To better serve PV manufacturers throughout the world, UL continues to grow its global network of testing and certification systems. In 2008, UL opened a new PV Center of Excellence in Suzhou, China, as well as one in Frankfurt, Germany, in early 2010. Facilities in Ise, Japan, and Bangalore, India, are slated to open later this year.

UL's PV testing facilities test product samples for fire resistance, weather damage, reliability and other specific parameters. The services available at UL's PV testing facilities allow for global conformity assessment according to UL, the International Electrotechnical Commission (IEC) and European standards certification requirements, including testing against UL 1703; UL 61730, which is based on IEC 61730, "Photovoltaic (PV) module safety qualification," and currently being developed; IEC 61215, "Crystalline Silicon Terrestrial Photovoltaic (PV) Modules—Design Qualification and Type Approval"; IEC 61646, "Thin-film terrestrial photovoltaic (PV) modules—Design qualification and type approval"; and IEC 61730. Testing also is available for other related purposes to serve manufacturers through their product development processes, as well as for PV system installers and designers.

Installer certification

To help improve the safety and performance of PV systems through a more professionally qualified work ­force, UL University offers a training and certification program for licensed electricians who will be tasked with the installation of residential and/or commercial PV systems. The new training program is a cooperation of industry stakeholders, organizations and professional associations, including the International Brotherhood of Electrical Workers, International Association of Electrical Inspectors and National Electrical Contractors Association.

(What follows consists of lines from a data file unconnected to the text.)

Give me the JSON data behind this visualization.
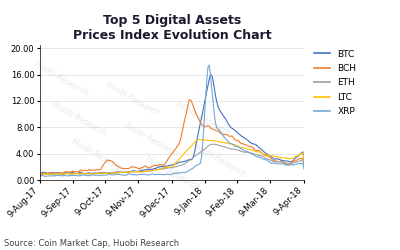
{
  "title": "Top 5 Digital Assets\nPrices Index Evolution Chart",
  "source_text": "Source: Coin Market Cap, Huobi Research",
  "watermark": "Huobi Research",
  "x_labels": [
    "9-Aug-17",
    "9-Sep-17",
    "9-Oct-17",
    "9-Nov-17",
    "9-Dec-17",
    "9-Jan-18",
    "9-Feb-18",
    "9-Mar-18",
    "9-Apr-18"
  ],
  "y_ticks": [
    0.0,
    4.0,
    8.0,
    12.0,
    16.0,
    20.0
  ],
  "ylim": [
    0,
    20.5
  ],
  "series": {
    "BTC": {
      "color": "#4472c4",
      "lw": 0.8
    },
    "BCH": {
      "color": "#ed7d31",
      "lw": 0.8
    },
    "ETH": {
      "color": "#a0a0a0",
      "lw": 0.8
    },
    "LTC": {
      "color": "#ffc000",
      "lw": 0.8
    },
    "XRP": {
      "color": "#70a8d8",
      "lw": 0.8
    }
  },
  "legend_order": [
    "BTC",
    "BCH",
    "ETH",
    "LTC",
    "XRP"
  ],
  "background_color": "#ffffff",
  "plot_bg_color": "#ffffff",
  "title_fontsize": 9,
  "source_fontsize": 6,
  "tick_fontsize": 6
}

UL University's PV system installer course strives to mitigate unsafe PV installations, which can cause fire, shock and mechanical hazards and may significantly reduce installed products' lifespans. During the five-day course, students gain hands-on skills in constructing a PV array, installing wiring and equipment, and conducting tests and studying safety regulations in the field. Multiple types of roof-mounted PV installations are addressed, and students spend a majority of their training installing live systems, including system hardware.

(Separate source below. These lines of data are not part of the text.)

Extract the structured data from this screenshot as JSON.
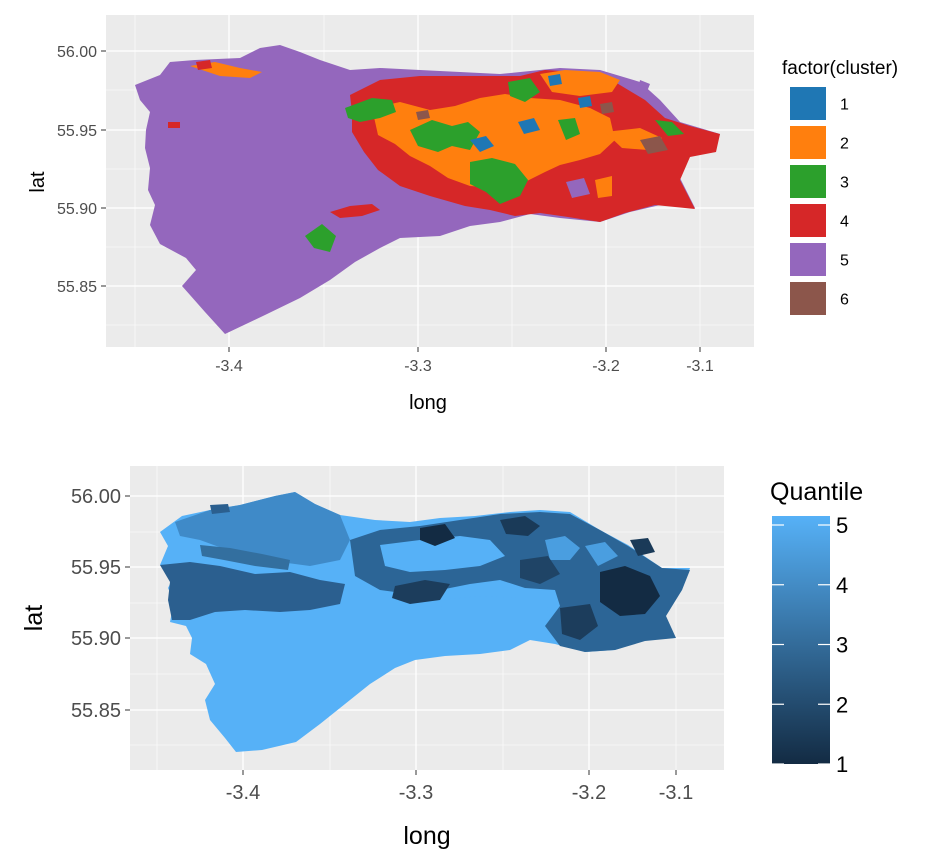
{
  "plots": [
    {
      "xlabel": "long",
      "ylabel": "lat",
      "x_ticks": [
        "-3.4",
        "-3.3",
        "-3.2",
        "-3.1"
      ],
      "y_ticks": [
        "56.00",
        "55.95",
        "55.90",
        "55.85"
      ],
      "legend": {
        "title": "factor(cluster)",
        "items": [
          {
            "label": "1",
            "color": "#1f77b4"
          },
          {
            "label": "2",
            "color": "#ff7f0e"
          },
          {
            "label": "3",
            "color": "#2ca02c"
          },
          {
            "label": "4",
            "color": "#d62728"
          },
          {
            "label": "5",
            "color": "#9467bd"
          },
          {
            "label": "6",
            "color": "#8c564b"
          }
        ]
      }
    },
    {
      "xlabel": "long",
      "ylabel": "lat",
      "x_ticks": [
        "-3.4",
        "-3.3",
        "-3.2",
        "-3.1"
      ],
      "y_ticks": [
        "56.00",
        "55.95",
        "55.90",
        "55.85"
      ],
      "legend": {
        "title": "Quantile",
        "labels": [
          "5",
          "4",
          "3",
          "2",
          "1"
        ],
        "gradient": {
          "low": "#132b43",
          "high": "#56b1f7"
        }
      }
    }
  ],
  "chart_data": [
    {
      "type": "heatmap",
      "xlabel": "long",
      "ylabel": "lat",
      "xlim": [
        -3.46,
        -3.06
      ],
      "ylim": [
        55.81,
        56.02
      ],
      "color_variable": "factor(cluster)",
      "categories": [
        "1",
        "2",
        "3",
        "4",
        "5",
        "6"
      ],
      "grid": true,
      "legend_position": "right"
    },
    {
      "type": "heatmap",
      "xlabel": "long",
      "ylabel": "lat",
      "xlim": [
        -3.46,
        -3.06
      ],
      "ylim": [
        55.81,
        56.02
      ],
      "color_variable": "Quantile",
      "color_range": [
        1,
        5
      ],
      "grid": true,
      "legend_position": "right"
    }
  ]
}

By the end of 2010, UL University expects to certify 100 people. And during its first full year, UL University expects to train more than 1,000 electricians and other industry personnel.

An ongoing challenge

The biggest challenge the U.S. solar market faces to achieve wider acceptance is the need to reduce the price of PV systems, a hurdle likely to be cleared through the increased scale of production and distribution of solar energy technology.

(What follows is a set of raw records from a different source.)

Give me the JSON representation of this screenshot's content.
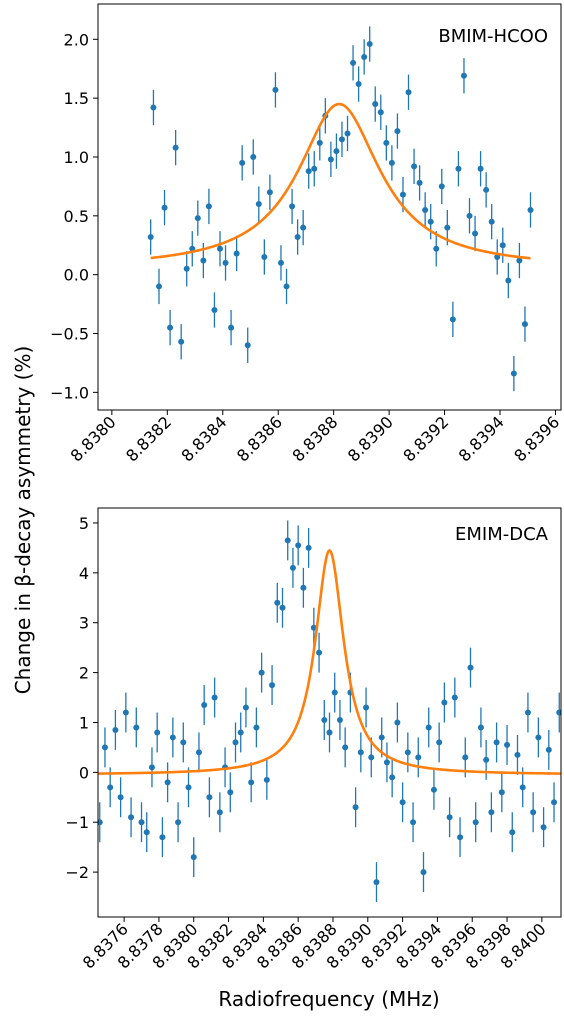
{
  "figure": {
    "ylabel": "Change in β-decay asymmetry (%)",
    "xlabel": "Radiofrequency (MHz)"
  },
  "colors": {
    "data": "#1f77b4",
    "fit": "#ff7f0e",
    "axis": "#000000"
  },
  "chart_data": [
    {
      "type": "scatter",
      "annotation": "BMIM-HCOO",
      "xlim": [
        8.83795,
        8.83962
      ],
      "ylim": [
        -1.15,
        2.3
      ],
      "x_ticks": [
        8.838,
        8.8382,
        8.8384,
        8.8386,
        8.8388,
        8.839,
        8.8392,
        8.8394,
        8.8396
      ],
      "x_tick_labels": [
        "8.8380",
        "8.8382",
        "8.8384",
        "8.8386",
        "8.8388",
        "8.8390",
        "8.8392",
        "8.8394",
        "8.8396"
      ],
      "y_ticks": [
        -1.0,
        -0.5,
        0.0,
        0.5,
        1.0,
        1.5,
        2.0
      ],
      "y_tick_labels": [
        "−1.0",
        "−0.5",
        "0.0",
        "0.5",
        "1.0",
        "1.5",
        "2.0"
      ],
      "series": [
        {
          "kind": "errorbar",
          "x": [
            8.83814,
            8.83815,
            8.83817,
            8.83819,
            8.83821,
            8.83823,
            8.83825,
            8.83827,
            8.83829,
            8.83831,
            8.83833,
            8.83835,
            8.83837,
            8.83839,
            8.83841,
            8.83843,
            8.83845,
            8.83847,
            8.83849,
            8.83851,
            8.83853,
            8.83855,
            8.83857,
            8.83859,
            8.83861,
            8.83863,
            8.83865,
            8.83867,
            8.83869,
            8.83871,
            8.83873,
            8.83875,
            8.83877,
            8.83879,
            8.83881,
            8.83883,
            8.83885,
            8.83887,
            8.83889,
            8.83891,
            8.83893,
            8.83895,
            8.83897,
            8.83899,
            8.83901,
            8.83903,
            8.83905,
            8.83907,
            8.83909,
            8.83911,
            8.83913,
            8.83915,
            8.83917,
            8.83919,
            8.83921,
            8.83923,
            8.83925,
            8.83927,
            8.83929,
            8.83931,
            8.83933,
            8.83935,
            8.83937,
            8.83939,
            8.83941,
            8.83943,
            8.83945,
            8.83947,
            8.83949,
            8.83951
          ],
          "y": [
            0.32,
            1.42,
            -0.1,
            0.57,
            -0.45,
            1.08,
            -0.57,
            0.05,
            0.22,
            0.48,
            0.12,
            0.58,
            -0.3,
            0.22,
            0.1,
            -0.45,
            0.18,
            0.95,
            -0.6,
            1.0,
            0.6,
            0.15,
            0.7,
            1.57,
            0.1,
            -0.1,
            0.58,
            0.32,
            0.4,
            0.88,
            0.9,
            1.12,
            1.35,
            0.98,
            1.05,
            1.15,
            1.2,
            1.8,
            1.62,
            1.85,
            1.96,
            1.45,
            1.38,
            1.12,
            0.95,
            1.22,
            0.68,
            1.55,
            0.92,
            0.78,
            0.55,
            0.45,
            0.22,
            0.75,
            0.4,
            -0.38,
            0.9,
            1.69,
            0.5,
            0.35,
            0.9,
            0.72,
            0.45,
            0.15,
            0.25,
            -0.05,
            -0.84,
            0.12,
            -0.42,
            0.55
          ],
          "yerr": 0.15
        },
        {
          "kind": "fit",
          "model": "lorentzian",
          "x0": 8.83882,
          "gamma": 0.00018,
          "amplitude": 1.4,
          "baseline": 0.05,
          "x_range": [
            8.83814,
            8.83951
          ]
        }
      ]
    },
    {
      "type": "scatter",
      "annotation": "EMIM-DCA",
      "xlim": [
        8.83745,
        8.84011
      ],
      "ylim": [
        -2.9,
        5.3
      ],
      "x_ticks": [
        8.8376,
        8.8378,
        8.838,
        8.8382,
        8.8384,
        8.8386,
        8.8388,
        8.839,
        8.8392,
        8.8394,
        8.8396,
        8.8398,
        8.84
      ],
      "x_tick_labels": [
        "8.8376",
        "8.8378",
        "8.8380",
        "8.8382",
        "8.8384",
        "8.8386",
        "8.8388",
        "8.8390",
        "8.8392",
        "8.8394",
        "8.8396",
        "8.8398",
        "8.8400"
      ],
      "y_ticks": [
        -2,
        -1,
        0,
        1,
        2,
        3,
        4,
        5
      ],
      "y_tick_labels": [
        "−2",
        "−1",
        "0",
        "1",
        "2",
        "3",
        "4",
        "5"
      ],
      "series": [
        {
          "kind": "errorbar",
          "x": [
            8.83746,
            8.83749,
            8.83752,
            8.83755,
            8.83758,
            8.83761,
            8.83764,
            8.83767,
            8.8377,
            8.83773,
            8.83776,
            8.83779,
            8.83782,
            8.83785,
            8.83788,
            8.83791,
            8.83794,
            8.83797,
            8.838,
            8.83803,
            8.83806,
            8.83809,
            8.83812,
            8.83815,
            8.83818,
            8.83821,
            8.83824,
            8.83827,
            8.8383,
            8.83833,
            8.83836,
            8.83839,
            8.83842,
            8.83845,
            8.83848,
            8.83851,
            8.83854,
            8.83857,
            8.8386,
            8.83863,
            8.83866,
            8.83869,
            8.83872,
            8.83875,
            8.83878,
            8.83881,
            8.83884,
            8.83887,
            8.8389,
            8.83893,
            8.83896,
            8.83899,
            8.83902,
            8.83905,
            8.83908,
            8.83911,
            8.83914,
            8.83917,
            8.8392,
            8.83923,
            8.83926,
            8.83929,
            8.83932,
            8.83935,
            8.83938,
            8.83941,
            8.83944,
            8.83947,
            8.8395,
            8.83953,
            8.83956,
            8.83959,
            8.83962,
            8.83965,
            8.83968,
            8.83971,
            8.83974,
            8.83977,
            8.8398,
            8.83983,
            8.83986,
            8.83989,
            8.83992,
            8.83995,
            8.83998,
            8.84001,
            8.84004,
            8.84007,
            8.8401
          ],
          "y": [
            -1.0,
            0.5,
            -0.3,
            0.85,
            -0.5,
            1.2,
            -0.9,
            0.9,
            -1.0,
            -1.2,
            0.1,
            0.8,
            -1.3,
            -0.2,
            0.7,
            -1.0,
            0.6,
            -0.3,
            -1.7,
            0.4,
            1.35,
            -0.5,
            1.5,
            -0.8,
            0.1,
            -0.4,
            0.6,
            0.8,
            1.3,
            -0.2,
            0.9,
            2.0,
            -0.15,
            1.75,
            3.4,
            3.3,
            4.65,
            4.1,
            4.55,
            3.7,
            4.5,
            2.9,
            2.4,
            1.05,
            0.8,
            1.6,
            1.05,
            0.5,
            1.6,
            -0.7,
            0.4,
            1.3,
            0.3,
            -2.2,
            0.7,
            0.2,
            -0.1,
            1.0,
            -0.6,
            0.4,
            -1.0,
            0.3,
            -2.0,
            0.9,
            -0.35,
            0.6,
            1.4,
            -0.9,
            1.5,
            -1.3,
            0.3,
            2.1,
            -1.0,
            0.9,
            0.25,
            -0.8,
            0.6,
            -0.4,
            0.55,
            -1.2,
            0.35,
            -0.3,
            1.2,
            -0.8,
            0.7,
            -1.1,
            0.45,
            -0.6,
            1.2
          ],
          "yerr": 0.4
        },
        {
          "kind": "fit",
          "model": "lorentzian",
          "x0": 8.83878,
          "gamma": 0.0001,
          "amplitude": 4.5,
          "baseline": -0.05,
          "x_range": [
            8.83745,
            8.84011
          ]
        }
      ]
    }
  ]
}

State and federal incentive programs combined with greatly reduced energy bills and the public's environmental conscience likely will encourage more homeowners and businesses to convert to solar energy in the years ahead. As the solar market continues to expand, competition and product innovation should reduce PV technology costs.

As the global PV industry grows and embraces new technologies, safety and certification standards likewise must keep pace. UL plans to continue to play a role in establishing such standards and helping manufacturers meet those standards quickly and effectively.

Jeffrey Smidt is vice president and general manager of the Global Energy Business at Underwriters Laboratories Inc., Northbrook, Ill.